Montes and her husband Guillermo Martinez-both PRD members-were arrested in Acapulco last October for the murder of fellow party member Marco Antonio Lopez. Lopez was found shot within hours of local elections that toppled the PRI's 70-year hold on the local government. Other PRD members cried that Montes and Martinez were framed, and the police eventually dropped charges. However, federal authorities then filed new charges against Montes for alleged weapons possession. She denies the charge, but was convicted and is now serving 10 years.

Another member of the Acapulco Six, Begnino Guzman, is the leader of the Peasant Organization of the Southern Sierra Madre. In 1995, Guerrero state police shot and killed 17 unarmed farmers and members of his group near the village of Aguas L Blancas. Guzman is now serving a 13-year sentence for charges stemming from a protest that resulted in destruction of government property.

Meanwhile, U.S. assistance to police forces in Guerrero is on the rise. Zeferino Torreblanca, mayor of Acapulco, has invited the FBI to train officers this spring. Among the agencies expected to participate in the FBI program is the state police.
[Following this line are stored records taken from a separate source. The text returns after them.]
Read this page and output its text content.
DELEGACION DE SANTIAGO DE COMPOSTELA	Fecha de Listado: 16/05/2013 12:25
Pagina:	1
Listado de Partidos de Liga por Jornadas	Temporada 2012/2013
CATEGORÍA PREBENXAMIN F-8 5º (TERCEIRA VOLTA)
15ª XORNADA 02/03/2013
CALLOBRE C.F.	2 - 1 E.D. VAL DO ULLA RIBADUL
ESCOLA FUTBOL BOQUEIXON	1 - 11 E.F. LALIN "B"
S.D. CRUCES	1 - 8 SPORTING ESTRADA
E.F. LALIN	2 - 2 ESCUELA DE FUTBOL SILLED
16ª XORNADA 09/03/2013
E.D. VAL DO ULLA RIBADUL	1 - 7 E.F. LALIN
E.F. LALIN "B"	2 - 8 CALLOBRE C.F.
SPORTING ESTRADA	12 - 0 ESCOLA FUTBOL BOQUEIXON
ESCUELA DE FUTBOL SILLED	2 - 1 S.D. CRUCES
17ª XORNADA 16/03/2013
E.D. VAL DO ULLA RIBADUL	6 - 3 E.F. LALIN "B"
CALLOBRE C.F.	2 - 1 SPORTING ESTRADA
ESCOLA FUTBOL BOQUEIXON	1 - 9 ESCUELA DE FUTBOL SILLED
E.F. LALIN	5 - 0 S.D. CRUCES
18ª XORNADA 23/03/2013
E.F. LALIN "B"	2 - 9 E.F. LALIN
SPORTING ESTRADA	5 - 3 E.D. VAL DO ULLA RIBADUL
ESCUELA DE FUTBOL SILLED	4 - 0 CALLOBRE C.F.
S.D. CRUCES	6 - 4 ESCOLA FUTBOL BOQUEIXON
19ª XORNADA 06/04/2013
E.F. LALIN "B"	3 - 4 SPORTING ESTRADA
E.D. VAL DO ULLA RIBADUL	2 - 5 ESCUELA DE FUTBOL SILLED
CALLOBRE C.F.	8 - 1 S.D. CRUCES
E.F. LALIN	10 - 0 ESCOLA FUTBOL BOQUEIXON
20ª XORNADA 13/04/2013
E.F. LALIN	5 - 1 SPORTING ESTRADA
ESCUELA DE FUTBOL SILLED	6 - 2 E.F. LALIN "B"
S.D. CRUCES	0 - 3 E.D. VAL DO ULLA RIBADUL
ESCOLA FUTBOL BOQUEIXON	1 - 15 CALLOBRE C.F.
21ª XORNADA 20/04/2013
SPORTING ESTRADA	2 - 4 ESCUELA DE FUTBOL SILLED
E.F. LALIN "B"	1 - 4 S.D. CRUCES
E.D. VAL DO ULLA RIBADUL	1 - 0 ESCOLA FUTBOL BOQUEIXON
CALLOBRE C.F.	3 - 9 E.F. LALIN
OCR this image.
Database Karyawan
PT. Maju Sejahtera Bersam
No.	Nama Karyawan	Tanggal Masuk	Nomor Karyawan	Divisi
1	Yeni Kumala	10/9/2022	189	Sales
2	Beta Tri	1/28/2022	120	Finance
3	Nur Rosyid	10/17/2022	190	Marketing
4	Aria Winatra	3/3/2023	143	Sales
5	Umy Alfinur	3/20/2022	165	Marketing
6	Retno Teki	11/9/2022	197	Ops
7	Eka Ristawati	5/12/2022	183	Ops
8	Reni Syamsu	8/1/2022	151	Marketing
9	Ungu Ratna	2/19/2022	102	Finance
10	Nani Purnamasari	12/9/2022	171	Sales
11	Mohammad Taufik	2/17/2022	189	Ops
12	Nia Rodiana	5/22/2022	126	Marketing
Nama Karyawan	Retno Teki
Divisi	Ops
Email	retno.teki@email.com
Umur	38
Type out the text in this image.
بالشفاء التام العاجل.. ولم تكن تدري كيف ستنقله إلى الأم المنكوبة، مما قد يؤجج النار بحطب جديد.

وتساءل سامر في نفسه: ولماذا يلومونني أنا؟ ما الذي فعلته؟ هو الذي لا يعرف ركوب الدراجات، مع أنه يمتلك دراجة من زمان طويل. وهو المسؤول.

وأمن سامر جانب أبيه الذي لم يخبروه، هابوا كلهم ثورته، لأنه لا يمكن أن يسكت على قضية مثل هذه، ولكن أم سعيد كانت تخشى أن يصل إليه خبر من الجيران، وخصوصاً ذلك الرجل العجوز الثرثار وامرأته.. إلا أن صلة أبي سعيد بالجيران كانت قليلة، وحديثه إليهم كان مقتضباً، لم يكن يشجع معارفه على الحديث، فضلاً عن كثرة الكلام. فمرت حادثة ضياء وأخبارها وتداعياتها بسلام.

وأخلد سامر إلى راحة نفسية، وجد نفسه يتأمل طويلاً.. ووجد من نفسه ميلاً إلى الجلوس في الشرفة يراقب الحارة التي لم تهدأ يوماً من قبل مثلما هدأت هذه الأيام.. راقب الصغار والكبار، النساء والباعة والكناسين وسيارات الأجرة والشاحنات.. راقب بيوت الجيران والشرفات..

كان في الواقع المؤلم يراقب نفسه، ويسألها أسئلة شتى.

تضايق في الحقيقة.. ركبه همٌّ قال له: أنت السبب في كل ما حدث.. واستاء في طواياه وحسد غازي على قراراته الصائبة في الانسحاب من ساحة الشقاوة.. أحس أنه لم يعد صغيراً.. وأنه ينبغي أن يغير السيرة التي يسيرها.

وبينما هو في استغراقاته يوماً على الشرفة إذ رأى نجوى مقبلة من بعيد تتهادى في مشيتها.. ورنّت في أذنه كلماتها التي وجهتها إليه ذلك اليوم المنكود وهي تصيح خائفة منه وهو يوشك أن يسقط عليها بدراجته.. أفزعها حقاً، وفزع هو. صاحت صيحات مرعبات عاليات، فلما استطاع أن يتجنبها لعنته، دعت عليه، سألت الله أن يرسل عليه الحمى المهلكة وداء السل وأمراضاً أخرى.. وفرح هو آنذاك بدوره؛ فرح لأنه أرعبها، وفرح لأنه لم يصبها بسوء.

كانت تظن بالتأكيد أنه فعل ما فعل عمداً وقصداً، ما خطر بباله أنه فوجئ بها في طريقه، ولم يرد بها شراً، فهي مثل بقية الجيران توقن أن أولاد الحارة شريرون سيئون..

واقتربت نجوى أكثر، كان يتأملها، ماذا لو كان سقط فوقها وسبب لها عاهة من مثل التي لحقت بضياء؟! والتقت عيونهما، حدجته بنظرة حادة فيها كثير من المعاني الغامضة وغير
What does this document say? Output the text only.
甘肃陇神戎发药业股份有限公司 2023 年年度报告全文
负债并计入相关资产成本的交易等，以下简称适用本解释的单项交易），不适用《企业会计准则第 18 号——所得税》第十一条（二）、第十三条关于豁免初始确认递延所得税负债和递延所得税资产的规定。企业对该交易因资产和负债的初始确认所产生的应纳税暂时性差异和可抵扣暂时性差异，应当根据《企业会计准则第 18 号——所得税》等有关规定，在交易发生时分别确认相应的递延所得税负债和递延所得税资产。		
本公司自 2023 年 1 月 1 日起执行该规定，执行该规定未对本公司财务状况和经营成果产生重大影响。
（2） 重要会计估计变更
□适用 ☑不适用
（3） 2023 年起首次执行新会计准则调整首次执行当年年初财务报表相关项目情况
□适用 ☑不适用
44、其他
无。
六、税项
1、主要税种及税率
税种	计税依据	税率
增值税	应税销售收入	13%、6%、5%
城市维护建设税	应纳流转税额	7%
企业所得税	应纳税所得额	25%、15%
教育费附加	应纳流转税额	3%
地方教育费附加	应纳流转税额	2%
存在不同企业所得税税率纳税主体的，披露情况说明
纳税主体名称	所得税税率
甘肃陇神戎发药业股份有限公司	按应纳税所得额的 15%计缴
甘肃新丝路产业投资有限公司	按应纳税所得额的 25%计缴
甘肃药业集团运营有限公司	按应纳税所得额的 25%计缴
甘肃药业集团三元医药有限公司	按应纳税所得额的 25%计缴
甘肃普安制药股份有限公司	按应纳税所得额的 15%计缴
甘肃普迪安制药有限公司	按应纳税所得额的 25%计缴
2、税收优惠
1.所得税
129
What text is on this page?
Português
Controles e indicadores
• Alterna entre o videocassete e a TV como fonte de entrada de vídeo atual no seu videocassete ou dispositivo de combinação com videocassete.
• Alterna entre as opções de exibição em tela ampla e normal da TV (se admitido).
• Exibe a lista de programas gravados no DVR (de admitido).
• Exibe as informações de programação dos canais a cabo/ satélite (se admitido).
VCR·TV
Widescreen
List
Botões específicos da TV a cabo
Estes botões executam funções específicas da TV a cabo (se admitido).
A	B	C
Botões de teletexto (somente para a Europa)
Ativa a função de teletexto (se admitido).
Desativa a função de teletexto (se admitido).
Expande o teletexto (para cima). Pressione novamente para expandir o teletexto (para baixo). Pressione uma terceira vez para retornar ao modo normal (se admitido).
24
In recent years, state police agents have been arrested for their involvement in kidnapping rings and have been accused of numerous human rights violations, including robbery, torture and murder. One such incident was Aguas Blancas. The FBI attaché in Mexico City has declined to comment on U.S. involvement with the PFP or other branches of Mexican law enforcement.

The PFP also has been involved in quashing student protests. In February, 3,000 PFP personnel evicted student strikers from Mexico City's National Autonomous University (UNAM) campus. Critics denounced the move as a violation of Mexico's long tradition of university autonomy. Predictably, members of the PRI, including Labastida, defended the use of the PFP in the UNAM conflict as a last resort.

In the wake of the UNAM strike, Wilfrido Robledo, commander of the PFP, was ordered to testify before the Mexican Congress. According to PRD Sen. Felix Salgado Macedonio, secretary of the Mexican Senate's Defense Commission, Congress doesn't even know what the current budget of the PFP is. Salgado says he expects Robledo to testify this spring.

PFP units are now frequently seen on the streets of Mexico City, but their presence has had little effect on the bloodletting between drug rings, which has recently claimed several lives. Nonetheless, the Zedillo administration announced in March that it was setting up five new PFP training academies.